Mendokumentasikan aktivisme
Ketiga film dokumenter ini memiliki cakupan nasional dan membentuk hubungan antara kesetaraan gender, keadilan sosial, keberagaman agama, dan keberlanjutan lingkungan. Dalam hal itu, mereka mengonfirmasi batas-batas negara dan pentingnya agama dalam ideologi negara. Pada saat yang sama, masing-masing memiliki gaya dan pendekatan sendiri dalam menghadapi peran perempuan dalam aktivisme lingkungan.
Tanah Ibu Kami menyajikan potret intim di mana para aktivis perempuan membagikan pengalaman pribadi, serta wawasan lingkungan dan sosio-politik mereka. Samin vs Semen berisi rekaman mentah dengan kualitas DIY yang autentik dalam gaya jurnalisme warga tentang aktivitas sehari-hari perempuan dan keterlibatan mereka dalam kampanye lingkungan, dan kadang-kadang tindakan protes yang berbahaya. "Islands of Faith" mencakup liputan tentang inisiatif konservasi yang dipimpin oleh perempuan.

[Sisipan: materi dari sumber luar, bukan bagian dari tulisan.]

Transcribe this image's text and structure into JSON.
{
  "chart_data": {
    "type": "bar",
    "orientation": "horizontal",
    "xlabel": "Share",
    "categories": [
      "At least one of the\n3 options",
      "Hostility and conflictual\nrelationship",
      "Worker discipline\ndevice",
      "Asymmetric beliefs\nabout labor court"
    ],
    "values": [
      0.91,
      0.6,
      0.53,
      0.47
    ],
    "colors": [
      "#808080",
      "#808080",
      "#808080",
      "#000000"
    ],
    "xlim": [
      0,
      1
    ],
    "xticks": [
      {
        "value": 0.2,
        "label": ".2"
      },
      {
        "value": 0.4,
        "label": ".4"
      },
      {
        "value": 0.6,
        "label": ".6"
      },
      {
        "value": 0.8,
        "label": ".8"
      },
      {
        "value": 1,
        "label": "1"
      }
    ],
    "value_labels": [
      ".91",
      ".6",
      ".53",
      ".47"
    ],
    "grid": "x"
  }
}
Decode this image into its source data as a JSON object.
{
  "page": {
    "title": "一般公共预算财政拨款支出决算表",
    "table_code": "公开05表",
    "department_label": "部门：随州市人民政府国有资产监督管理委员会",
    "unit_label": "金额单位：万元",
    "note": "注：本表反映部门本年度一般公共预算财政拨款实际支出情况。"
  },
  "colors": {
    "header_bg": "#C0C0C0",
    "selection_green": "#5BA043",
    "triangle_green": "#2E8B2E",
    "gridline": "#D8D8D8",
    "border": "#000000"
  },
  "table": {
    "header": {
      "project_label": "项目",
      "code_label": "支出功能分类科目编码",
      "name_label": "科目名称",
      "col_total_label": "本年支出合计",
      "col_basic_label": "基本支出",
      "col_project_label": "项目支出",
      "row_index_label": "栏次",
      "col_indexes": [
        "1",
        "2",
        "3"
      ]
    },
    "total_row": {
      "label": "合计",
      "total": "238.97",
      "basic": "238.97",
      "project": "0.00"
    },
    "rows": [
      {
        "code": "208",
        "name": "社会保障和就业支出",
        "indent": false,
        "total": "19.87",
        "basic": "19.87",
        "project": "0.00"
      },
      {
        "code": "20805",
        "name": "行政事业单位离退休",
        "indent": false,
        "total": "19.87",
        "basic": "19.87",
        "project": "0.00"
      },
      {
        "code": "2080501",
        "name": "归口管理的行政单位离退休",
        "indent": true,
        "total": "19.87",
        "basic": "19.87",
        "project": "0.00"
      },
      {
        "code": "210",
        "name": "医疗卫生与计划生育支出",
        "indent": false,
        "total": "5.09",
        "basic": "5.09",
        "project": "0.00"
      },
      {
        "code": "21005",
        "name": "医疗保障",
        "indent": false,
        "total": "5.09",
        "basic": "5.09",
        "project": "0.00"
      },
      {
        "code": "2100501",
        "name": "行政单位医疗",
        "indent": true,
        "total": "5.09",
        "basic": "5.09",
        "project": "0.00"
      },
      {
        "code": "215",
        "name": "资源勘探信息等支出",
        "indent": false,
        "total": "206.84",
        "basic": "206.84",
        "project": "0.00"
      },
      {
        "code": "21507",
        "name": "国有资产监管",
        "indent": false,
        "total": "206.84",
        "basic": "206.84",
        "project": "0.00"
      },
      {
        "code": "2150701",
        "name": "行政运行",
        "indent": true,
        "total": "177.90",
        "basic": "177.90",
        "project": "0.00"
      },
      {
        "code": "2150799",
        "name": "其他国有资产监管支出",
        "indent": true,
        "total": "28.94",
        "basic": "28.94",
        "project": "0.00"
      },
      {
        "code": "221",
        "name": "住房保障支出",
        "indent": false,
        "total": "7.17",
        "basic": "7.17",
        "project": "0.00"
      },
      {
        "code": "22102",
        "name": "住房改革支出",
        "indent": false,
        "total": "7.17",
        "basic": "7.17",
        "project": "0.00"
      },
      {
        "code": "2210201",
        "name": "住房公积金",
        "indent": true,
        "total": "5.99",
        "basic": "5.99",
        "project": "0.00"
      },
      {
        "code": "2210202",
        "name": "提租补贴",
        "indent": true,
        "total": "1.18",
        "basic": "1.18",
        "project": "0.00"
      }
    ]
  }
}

Semesta menahan diri untuk secara eksplisit mengidentifikasi faktor-faktor sosio-politik dan pelaku yang bertanggung jawab atas kerusakan lingkungan, dan lebih memilih segmen teks dengan pesan dan data yang cukup umum tentang polusi lingkungan dan tanggung jawab individu dalam merenungkan dan menerapkan solusi yang mungkin diambil. Pandangan yang kurang kritis ini mungkin terbatas karena sumber pendanaannya.
Produksi independen Tanah Ibu Kami dan Samin vs Semen di sisi lain, dengan tegas mengidentifikasi kebijakan dan perusahaan yang bertanggung jawab atas kesalahan lingkungan dan sosio-kultural. Upaya-upaya untuk mengidentifikasi hubungan antara lingkungan, politik, dan masyarakat, sejalan dengan pemikiran kritis dalam bidang ekologi politik dan ekofeminisme di kalangan akademisi dan aktivis, sangat penting bagi bentuk perawatan lingkungan yang lebih substansial dan langgeng.
Edwin Jurriëns adalah Koordinator Studi Indonesia di Asia Institute, University of Melbourne.